O álbum de estreia da banda portuguesa que cruza jazz, hip hop e outras linguagens.

Mazarin sobre Pendular: “Entrámos mais no universo das tecnologias musicais”

Fotografia: Doctor Von Jay
Publicado a: 29/03/2024

Chama-se Pendular e é o álbum de estreia dos Mazarin. Acaba de ser editado pela recém-lançada Now Jazz Agora, editora de Rui Miguel Abreu, director do Rimas e Batidas, e marca o primeiro longa-duração da banda formada em 2018 e que neste momento é composta por Léo Vrillaud (teclados e sintetizadores), Vicente Booth (guitarra), Francisco Bettencourt (saxofone alto e flauta), João Spencer (baixo) e João Romão (bateria e percussões).
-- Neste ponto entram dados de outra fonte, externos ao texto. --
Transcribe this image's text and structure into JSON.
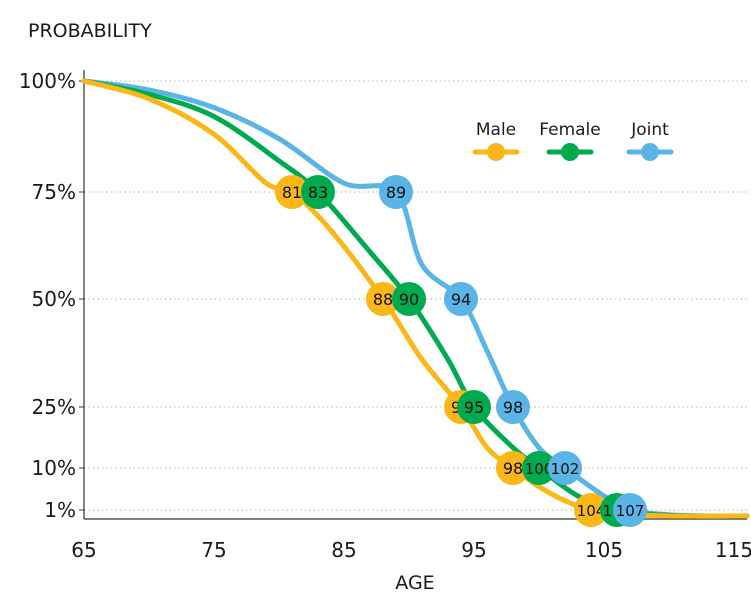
{
  "chart_data": {
    "type": "line",
    "ylabel": "PROBABILITY",
    "xlabel": "AGE",
    "xlim": [
      65,
      116
    ],
    "x_ticks": [
      "65",
      "75",
      "85",
      "95",
      "105",
      "115"
    ],
    "y_ticks": [
      "100%",
      "75%",
      "50%",
      "25%",
      "10%",
      "1%"
    ],
    "y_scale": "custom (labels at 100, 75, 50, 25, 10, 1 percent)",
    "grid": "horizontal dotted",
    "legend_position": "top-right",
    "series": [
      {
        "name": "Male",
        "color": "#fbb617",
        "curve": [
          [
            65,
            100
          ],
          [
            70,
            96
          ],
          [
            75,
            88
          ],
          [
            79,
            77
          ],
          [
            81,
            75
          ],
          [
            84,
            66
          ],
          [
            88,
            50
          ],
          [
            91,
            36
          ],
          [
            94,
            25
          ],
          [
            96,
            15
          ],
          [
            98,
            10
          ],
          [
            100,
            6
          ],
          [
            102,
            3
          ],
          [
            104,
            1
          ],
          [
            106,
            0.4
          ],
          [
            110,
            0
          ],
          [
            116,
            0
          ]
        ],
        "markers": [
          {
            "age": 81,
            "label": "81",
            "percent": 75
          },
          {
            "age": 88,
            "label": "88",
            "percent": 50
          },
          {
            "age": 94,
            "label": "94",
            "percent": 25
          },
          {
            "age": 98,
            "label": "98",
            "percent": 10
          },
          {
            "age": 104,
            "label": "104",
            "percent": 1
          }
        ]
      },
      {
        "name": "Female",
        "color": "#00aa4f",
        "curve": [
          [
            65,
            100
          ],
          [
            70,
            97
          ],
          [
            75,
            92
          ],
          [
            80,
            82
          ],
          [
            83,
            75
          ],
          [
            87,
            61
          ],
          [
            90,
            50
          ],
          [
            93,
            36
          ],
          [
            95,
            25
          ],
          [
            98,
            15
          ],
          [
            100,
            10
          ],
          [
            103,
            4
          ],
          [
            106,
            1
          ],
          [
            109,
            0.2
          ],
          [
            112,
            0
          ],
          [
            116,
            0
          ]
        ],
        "markers": [
          {
            "age": 83,
            "label": "83",
            "percent": 75
          },
          {
            "age": 90,
            "label": "90",
            "percent": 50
          },
          {
            "age": 95,
            "label": "95",
            "percent": 25
          },
          {
            "age": 100,
            "label": "100",
            "percent": 10
          },
          {
            "age": 106,
            "label": "106",
            "percent": 1
          }
        ]
      },
      {
        "name": "Joint",
        "color": "#5ab4e6",
        "curve": [
          [
            65,
            100
          ],
          [
            70,
            98
          ],
          [
            75,
            94
          ],
          [
            80,
            87
          ],
          [
            85,
            77
          ],
          [
            89,
            75
          ],
          [
            91,
            58
          ],
          [
            94,
            50
          ],
          [
            96,
            38
          ],
          [
            98,
            25
          ],
          [
            100,
            15
          ],
          [
            102,
            10
          ],
          [
            105,
            4
          ],
          [
            107,
            1
          ],
          [
            110,
            0.2
          ],
          [
            113,
            0
          ],
          [
            116,
            0
          ]
        ],
        "markers": [
          {
            "age": 89,
            "label": "89",
            "percent": 75
          },
          {
            "age": 94,
            "label": "94",
            "percent": 50
          },
          {
            "age": 98,
            "label": "98",
            "percent": 25
          },
          {
            "age": 102,
            "label": "102",
            "percent": 10
          },
          {
            "age": 107,
            "label": "107",
            "percent": 1
          }
        ]
      }
    ]
  }
}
Pendular, um disco sobretudo construído a sul do país, conta com Soluna, Gil Dionísio, Rodrigo Brandão, Sara Badalo e João Frade como convidados. São oito faixas compostas durante a pandemia que agora vêem a luz do dia, numa altura em que o grupo já prepara coisas novas. O Rimas e Batidas entrevistou João Spencer e Vicente Booth sobre o álbum de estreia dos Mazarin.
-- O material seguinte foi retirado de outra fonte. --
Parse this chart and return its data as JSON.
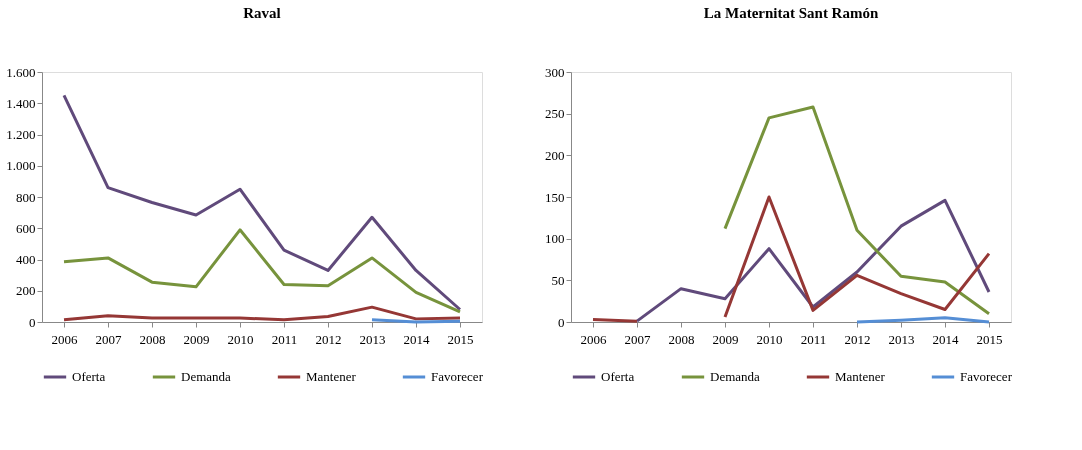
{
  "chart_data": [
    {
      "type": "line",
      "title": "Raval",
      "categories": [
        "2006",
        "2007",
        "2008",
        "2009",
        "2010",
        "2011",
        "2012",
        "2013",
        "2014",
        "2015"
      ],
      "ylim": [
        0,
        1600
      ],
      "yticks": [
        0,
        200,
        400,
        600,
        800,
        {
          "value": 1000,
          "label": "1.000"
        },
        {
          "value": 1200,
          "label": "1.200"
        },
        {
          "value": 1400,
          "label": "1.400"
        },
        {
          "value": 1600,
          "label": "1.600"
        }
      ],
      "grid": false,
      "legend": "bottom",
      "line_style": "solid",
      "marker": "none",
      "series": [
        {
          "name": "Oferta",
          "color": "#604a7b",
          "values": [
            1450,
            860,
            765,
            685,
            850,
            460,
            330,
            670,
            330,
            80
          ]
        },
        {
          "name": "Demanda",
          "color": "#77933c",
          "values": [
            385,
            410,
            255,
            225,
            590,
            240,
            232,
            410,
            190,
            65
          ]
        },
        {
          "name": "Mantener",
          "color": "#953735",
          "values": [
            15,
            40,
            25,
            25,
            25,
            15,
            35,
            95,
            20,
            25
          ]
        },
        {
          "name": "Favorecer",
          "color": "#558ed5",
          "values": [
            null,
            null,
            null,
            null,
            null,
            null,
            null,
            15,
            0,
            5
          ]
        }
      ]
    },
    {
      "type": "line",
      "title": "La Maternitat Sant Ramón",
      "categories": [
        "2006",
        "2007",
        "2008",
        "2009",
        "2010",
        "2011",
        "2012",
        "2013",
        "2014",
        "2015"
      ],
      "ylim": [
        0,
        300
      ],
      "yticks": [
        0,
        50,
        100,
        150,
        200,
        250,
        300
      ],
      "grid": false,
      "legend": "bottom",
      "line_style": "solid",
      "marker": "none",
      "series": [
        {
          "name": "Oferta",
          "color": "#604a7b",
          "values": [
            null,
            1,
            40,
            28,
            88,
            18,
            60,
            115,
            146,
            36
          ]
        },
        {
          "name": "Demanda",
          "color": "#77933c",
          "values": [
            null,
            null,
            null,
            112,
            245,
            258,
            110,
            55,
            48,
            10
          ]
        },
        {
          "name": "Mantener",
          "color": "#953735",
          "values": [
            3,
            1,
            null,
            6,
            150,
            14,
            56,
            34,
            15,
            82
          ]
        },
        {
          "name": "Favorecer",
          "color": "#558ed5",
          "values": [
            null,
            null,
            null,
            null,
            null,
            null,
            0,
            2,
            5,
            0
          ]
        }
      ]
    }
  ]
}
Este Pendular era um trabalho que já estava na calha há algum tempo? Como é que surge o projecto?

[João Spencer (JS)] Começou já há algum tempo. O processo de composição aconteceu na altura da pandemia. 

[Vicente Booth (VB)] Há uns três anos, sim. O nosso processo sempre foi juntarmo-nos em temporadas e também foi assim que este álbum em particular começou. Foi uma temporada de ensaios, em que provavelmente tínhamos concertos agendados, e aí dividíamos o tempo entre fazer novo material e ensaiar para concertos que já tínhamos agendados. 

[JS] E neste entretanto começámos a desenvolver novo material. Também foi, de certa forma, um apontar para uma nova direcção, sem perder a identidade que já tínhamos construído nos primeiros EPs.

Como descrevem essa mudança de direcção?

[JS] Quando a banda começou, havia muito esta coisa centralizada entre o jazz e o hip hop, com algumas outras nuances pelo meio — tanto poderíamos ter referências de neo soul como de rock, mas havia muito esta intersecção entre jazz e hip hop. Agora com o Pendular, eu lembro-me inclusivamente, Vicente, dos primeiros retiros para compor o disco que estávamos a fazer na tua casa no Alentejo, e lembro-me de termos referências do que estava a acontecer em Inglaterra. Por causa do novo jazz londrino.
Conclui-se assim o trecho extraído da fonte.